The Karnataka High Court has granted visitation rights of two days a week to a mother in a custody battle with her mother-in-law.
With the petitioner’s 15-year-old son wishing to stay with his grandmother, Justice M Nagaprasanna said the mother cannot altogether be denied interaction with the child despite his wish. The court rejected the mother’s petition challenging the order granting her son’s custody to the grandmother.
The petitioner got married in January 2008 and has two children, aged 15 and 12. Her husband died in 2013 and she left the marital home due to disputes. In 2018, she filed an application under Section 12 of the Domestic Violence Act, requesting the court’s intervention to direct her mother-in-law to hand over her son to her. The issue of custody led to multiple rounds of litigation between the daughter-in-law and mother-in-law.

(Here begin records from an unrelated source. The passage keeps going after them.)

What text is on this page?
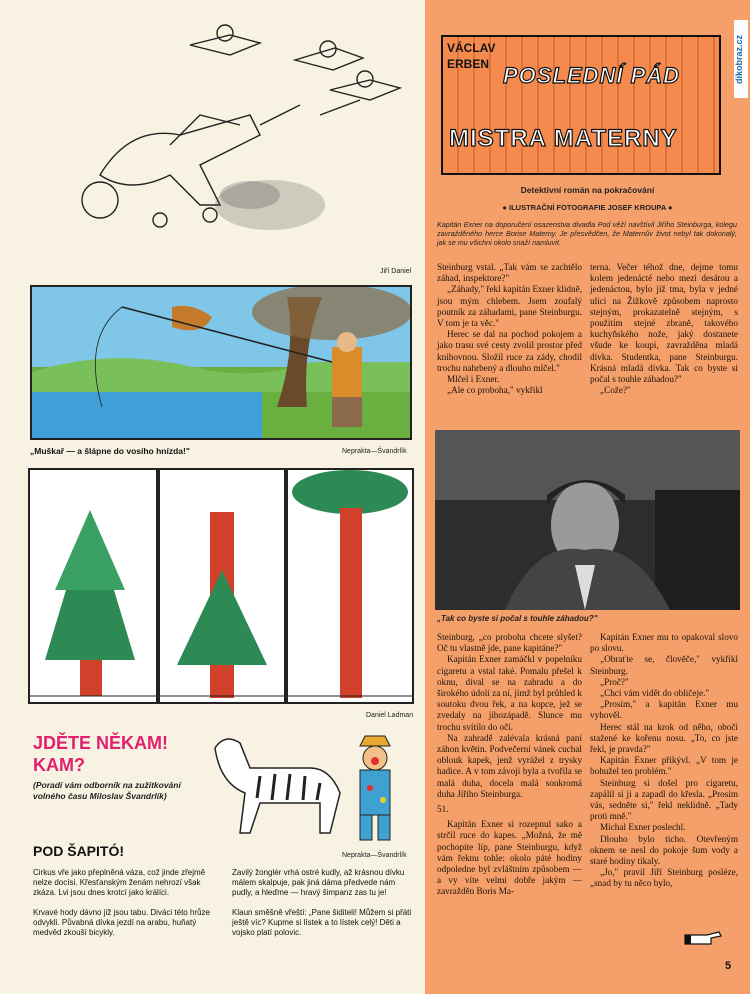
Jiří Daniel
„Muškař — a šlápne do vosího hnízda!"	Neprakta—Švandrlík
Daniel Ladman
JDĚTE NĚKAM!
KAM?
(Poradí vám odborník na zužitkování volného času Miloslav Švandrlík)
Neprakta—Švandrlík
POD ŠAPITÓ!

Cirkus vře jako přeplněná váza, což jinde zřejmě nelze docísi. Křesťanským ženám nehrozí však zkáza. Lvi jsou dnes krotcí jako králíci.

Krvavé hody dávno již jsou tabu. Diváci této hrůze odvykli. Půvabná dívka jezdí na arabu, huňatý medvěd zkouší bicykly.

Zavilý žonglér vrhá ostré kudly, až krásnou dívku málem skalpuje, pak jiná dáma předvede nám pudly, a hleďme — hravý šimpanz zas tu je!

Klaun směšně vřeští: „Pane šiditeli! Můžem si přáti ještě víc? Kupme si lístek a to lístek celý! Děti a vojsko platí polovic.

dikobraz.cz
VÁCLAV
ERBEN POSLEDNÍ PÁD
MISTRA MATERNY
Detektivní román na pokračování
● ILUSTRAČNÍ FOTOGRAFIE JOSEF KROUPA ●
Kapitán Exner na doporučení osazenstva divadla Pod věží navštívil Jiřího Steinburga, kolegu zavražděného herce Borise Materny. Je přesvědčen, že Maternův život nebyl tak dokonalý, jak se mu všichni okolo snaží namluvit.

Steinburg vstal. „Tak vám se zachtělo záhad, inspektore?"

„Záhady," řekl kapitán Exner klidně, jsou mým chlebem. Jsem zoufalý poutník za záhadami, pane Steinburgu. V tom je ta věc."

Herec se dal na pochod pokojem a jako trasu své cesty zvolil prostor před knihovnou. Složil ruce za zády, chodil trochu nahrbený a dlouho mlčel."

Mlčel i Exner.

„Ale co proboha," vykřikl

terna. Večer téhož dne, dejme tomu kolem jedenácté nebo mezi desátou a jedenáctou, bylo již tma, byla v jedné ulici na Žižkově způsobem naprosto stejným, prokazatelně stejným, s použitím stejné zbraně, takového kuchyňského nože, jaký dostanete všude ke koupi, zavražděna mladá dívka. Studentka, pane Steinburgu. Krásná mladá dívka. Tak co byste si počal s touhle záhadou?"

„Cože?"

„Tak co byste si počal s touhle záhadou?"

Steinburg, „co proboha chcete slyšet? Oč tu vlastně jde, pane kapitáne?"

Kapitán Exner zamáčkl v popelníku cigaretu a vstal také. Pomalu přešel k oknu, díval se na zahradu a do širokého údolí za ní, jímž byl průhled k soutoku dvou řek, a na kopce, jež se zvedaly na jihozápadě. Slunce mu trochu svítilo do očí.

Na zahradě zalévala krásná paní záhon květin. Podvečerní vánek cuchal oblouk kapek, jenž vyrážel z trysky hadice. A v tom závoji byla a tvořila se malá duha, docela malá soukromá duha Jiřího Steinburga.

51.

Kapitán Exner si rozepnul sako a strčil ruce do kapes. „Možná, že mě pochopíte líp, pane Steinburgu, když vám řeknu tohle: okolo páté hodiny odpoledne byl zvláštním způsobem — a vy víte velmi dobře jakým — zavražděn Boris Ma-

Kapitán Exner mu to opakoval slovo po slovu.

„Obraťte se, člověče," vykřikl Steinburg.

„Proč?"

„Chci vám vidět do obličeje."

„Prosím," a kapitán Exner mu vyhověl.

Herec stál na krok od něho, obočí stažené ke kořenu nosu. „To, co jste řekl, je pravda?"

Kapitán Exner přikývl. „V tom je bohužel ten problém."

Steinburg si došel pro cigaretu, zapálil si ji a zapadl do křesla. „Prosím vás, sedněte si," řekl neklidně. „Tady proti mně."

Michal Exner poslechl.

Dlouho bylo ticho. Otevřeným oknem se nesl do pokoje šum vody a staré hodiny tikaly.

„Jo," pravil Jiří Steinburg posléze, „snad by tu něco bylo,

5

The trial court and the first appellate courts relied upon the interaction with the child, which revealed that he wanted to stay with his grandmother and not with his mother.
The petition before the high court contended that the child should always be with the mother. It highlighted that the court cannot grant custody to the grandmother merely because the child wants to stay with her, considering the grandmother’s pampered the child.
Justice Nagaprasanna cited apex court judgements and said that the best interest and welfare of the child in any given fact should be the paramount consideration.
“The apex court further holds that courts exercising jurisdiction over such issues should act as parents patriae and ascertain the wish of the minor child and not go against the wish of the minor child. The wish of the minor child was ascertained not once but twice and on both occasions, the child wished to stay with his grandmother,” Justice Nagaprasanna said.
The court also noted that the mother who has given birth to the son cannot be left in the lurch. “The mother shall thus be entitled to visitation two days a week, at the agreed day and time. The day and time of such visitation shall be on consensus and the grandmother shall permit such visitation on the dates agreed,” the court said.